Make sure that any logging calls or objects stay within scope of the Trainable. You may see pickling or other serialization errors or inconsistent logs otherwise.

library refers to whatever 3rd party logging library you are using.

from ray.air import session

def trainable(config):
    library.init(
        name=trial_id,
        id=trial_id,
        resume=trial_id,
        reinit=True,
        allow_val_change=True)
    library.set_log_path(os.getcwd())

    for step in range(100):
        library.log_model(...)
        library.log(results, step=step)
        session.report(results)
class CustomLogging(tune.Trainable)
    def setup(self, config):
        trial_id = self.trial_id
        library.init(
            name=trial_id,
            id=trial_id,
            resume=trial_id,
            reinit=True,
            allow_val_change=True)
        library.set_log_path(os.getcwd())

    def step(self):
        library.log_model(...)

    def log_result(self, result):
        res_dict = {
            str(k): v
            for k, v in result.items()
            if (v and "config" not in k and not isinstance(v, str))
        }
        step = result["training_iteration"]
        library.log(res_dict, step=step)

Note: For both functional and class trainables, the current working directory is changed to something specific to that trainable once it’s launched on a remote actor.
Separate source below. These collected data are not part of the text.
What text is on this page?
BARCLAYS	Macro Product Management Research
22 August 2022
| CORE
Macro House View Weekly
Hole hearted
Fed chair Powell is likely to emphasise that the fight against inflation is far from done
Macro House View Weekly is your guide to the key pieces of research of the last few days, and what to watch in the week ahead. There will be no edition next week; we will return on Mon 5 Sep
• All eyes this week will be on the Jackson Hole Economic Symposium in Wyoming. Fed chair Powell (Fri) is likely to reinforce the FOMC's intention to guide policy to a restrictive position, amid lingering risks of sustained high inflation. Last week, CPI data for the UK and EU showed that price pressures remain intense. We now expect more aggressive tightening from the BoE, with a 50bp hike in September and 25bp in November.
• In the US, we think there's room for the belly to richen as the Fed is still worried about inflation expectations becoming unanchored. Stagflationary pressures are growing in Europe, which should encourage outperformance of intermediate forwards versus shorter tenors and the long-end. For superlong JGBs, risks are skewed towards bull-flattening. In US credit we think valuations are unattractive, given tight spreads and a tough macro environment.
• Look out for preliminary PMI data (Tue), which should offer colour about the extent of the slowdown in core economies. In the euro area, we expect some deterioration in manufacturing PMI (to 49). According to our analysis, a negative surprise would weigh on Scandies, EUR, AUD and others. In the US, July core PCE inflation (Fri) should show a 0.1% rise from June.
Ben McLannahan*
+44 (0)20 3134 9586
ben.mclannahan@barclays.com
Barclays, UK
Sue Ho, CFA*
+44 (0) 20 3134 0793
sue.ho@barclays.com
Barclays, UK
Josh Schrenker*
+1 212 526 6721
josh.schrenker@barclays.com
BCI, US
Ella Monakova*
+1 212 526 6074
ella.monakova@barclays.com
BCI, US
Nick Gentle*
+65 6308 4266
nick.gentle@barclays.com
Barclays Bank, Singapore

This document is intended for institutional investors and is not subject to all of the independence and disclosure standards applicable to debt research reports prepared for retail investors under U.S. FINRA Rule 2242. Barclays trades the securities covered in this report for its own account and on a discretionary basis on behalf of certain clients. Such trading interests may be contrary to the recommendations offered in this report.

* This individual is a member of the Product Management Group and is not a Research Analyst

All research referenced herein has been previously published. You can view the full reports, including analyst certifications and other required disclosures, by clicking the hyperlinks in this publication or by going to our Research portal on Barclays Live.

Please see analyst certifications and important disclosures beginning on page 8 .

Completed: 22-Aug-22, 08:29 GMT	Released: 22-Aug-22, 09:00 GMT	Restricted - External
In the distributed case, these logs will be sync’ed back to the driver under your logger path. This will allow you to visualize and analyze logs of all distributed training workers on a single machine.

How to Build Custom Loggers?

You can create a custom logger by inheriting the LoggerCallback interface (LoggerCallback):

from typing import Dict, List

import json
import os

from ray.tune.logger import LoggerCallback


class CustomLoggerCallback(LoggerCallback):
    """Custom logger interface"""

    def __init__(self, filename: str = "log.txt):
        self._trial_files = {}
        self._filename = filename

    def log_trial_start(self, trial: "Trial"):
        trial_logfile = os.path.join(trial.logdir, self._filename)
        self._trial_files[trial] = open(trial_logfile, "at")

    def log_trial_result(self, iteration: int, trial: "Trial", result: Dict):
        if trial in self._trial_files:
            self._trial_files[trial].write(json.dumps(result))

    def on_trial_complete(self, iteration: int, trials: List["Trial"],
                          trial: "Trial", **info):
        if trial in self._trial_files:
            self._trial_files[trial].close()
            del self._trial_files[trial]

You can then pass in your own logger as follows:

from ray import tune

tuner = tune.Tuner(
    MyTrainableClass,
    run_config=air.RunConfig(name="experiment_name", callbacks=[CustomLoggerCallback("log_test.txt")])
)
results = tuner.fit()

Per default, Ray Tune creates JSON, CSV and TensorBoardX logger callbacks if you don’t pass them yourself. You can disable this behavior by setting the TUNE_DISABLE_AUTO_CALLBACK_LOGGERS environment variable to "1".

An example of creating a custom logger can be found in Logging Example.